日本アジア航空209便の緊急脱出スライド不備
2005年12月26日、日本アジア航空209便(成田発台北行き)において、巡航中に、2階客室の両側にある脱出口の緊急脱出滑り台が収納されているスライドパックが、両側とも所定の位置である脱出口ドアの正面ではなく、ドアの後方にあることを乗務員が発見しました。当該便の2階客室を担当した客室乗務員は飛行前点検を行いましたが、異常ないものと誤認しました。

【再発防止策】スライドパックが所定の位置になかった原因については特定できませんでしたが、所定の位置にないことを飛行前に発見できなかったことから、当該便客室乗務員の再教育を実施し、恒久的な再発防止策としてスライドパックの位置を所定の位置に固定する改修を実施しました。
3913便鹿児島空港着陸時の逆推力装置不作動
2006年1月7日、日本航空3913便(伊丹発鹿児島行き)において、鹿児島空港着陸時に左側エンジン逆推力装置が作動しないという事例が発生しました。通常の着陸を行い、お客さま・乗務員への影響はありませんでした。点検の結果、左側エンジンの逆推力装置に作動を止める安全ロックピン(整備作業時に使用)が取り付けられたままであることが発見されました。調査の結果、伊丹空港で左側エンジンの修理作業を実施した際、整備士が安全確保のため駆動装置に安全ロックピン(機体に取り付けられている吹き流しのないもの)を挿入し、逆推力装置の不作動処置を行いましたが、作業終了時にこれを抜き取り忘れていたことがわかりました。

【対策】逆推力装置に対して不作動処置を行う場合は、倉庫に保管されている吹き流しのついた安全ロックピンを用いることを徹底しました。
主脚部に対する検査期限超過および不適切な整備作業について
2006年3月20日、MD-87型機1機について、国土交通省より指示された450飛行回数ごとの主脚部位に対する検査が実施期限を10日間(41飛行回数)超過していたことが判明したため、急遽、新千歳空港に検査員を派遣し、検査を実施しました。また、3月22日にその際の検査内容を再確認した結果、マニュアルに定められた方法・手順で検査していなかったことが判明しました。

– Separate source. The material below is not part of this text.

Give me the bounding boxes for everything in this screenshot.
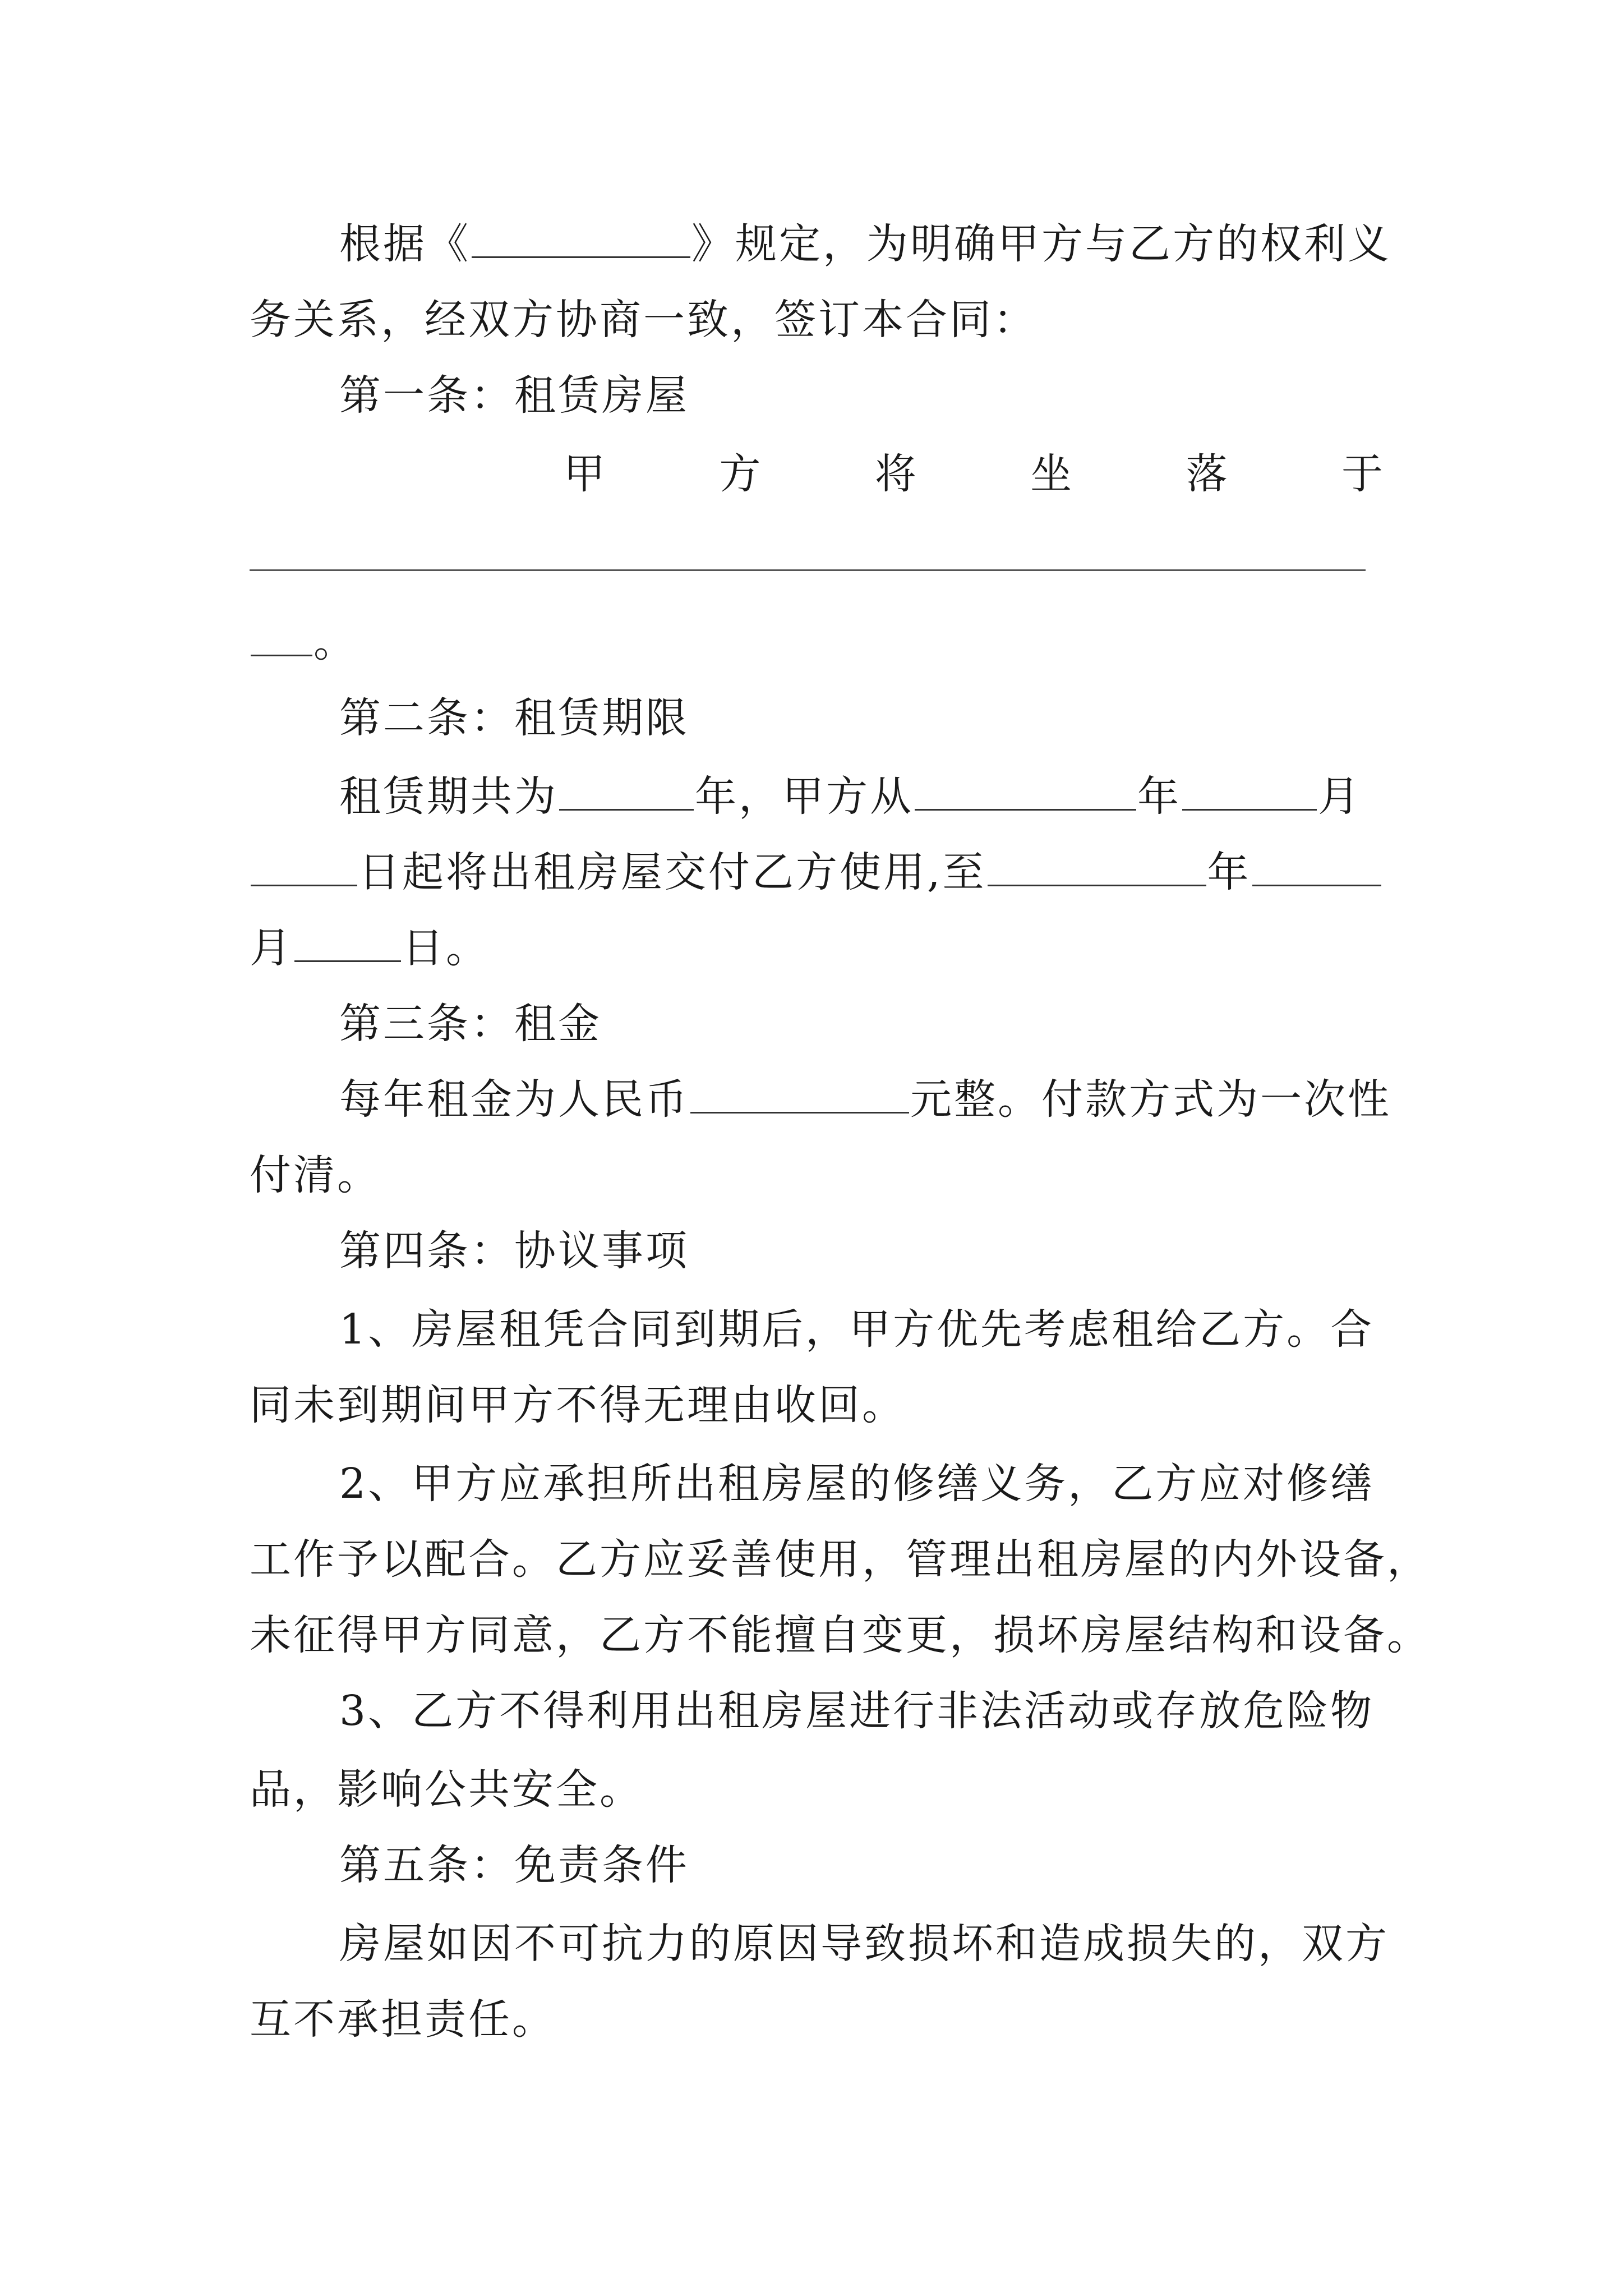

【対策】新千歳空港にて同機を再検査しました。さらに検査対象となる同型機の主脚すべてを3月26日までに再検査しました。本件に対し3月22日、国土交通省より厳重注意書を受け、原因調査結果および再発防止策について、4月5日に国土交通省に回答いたしました。改めて安全意識の向上のための全社的な取り組みとして、安全アドバイザリーグループによる提言の早期具現化、現業部門と社長・役員との直接対話の強化、安全に直接かかわる組織長に対する定期安全教育の導入、安全啓発センターの活用などのプロアクティブ(予防的)な施策を推進します。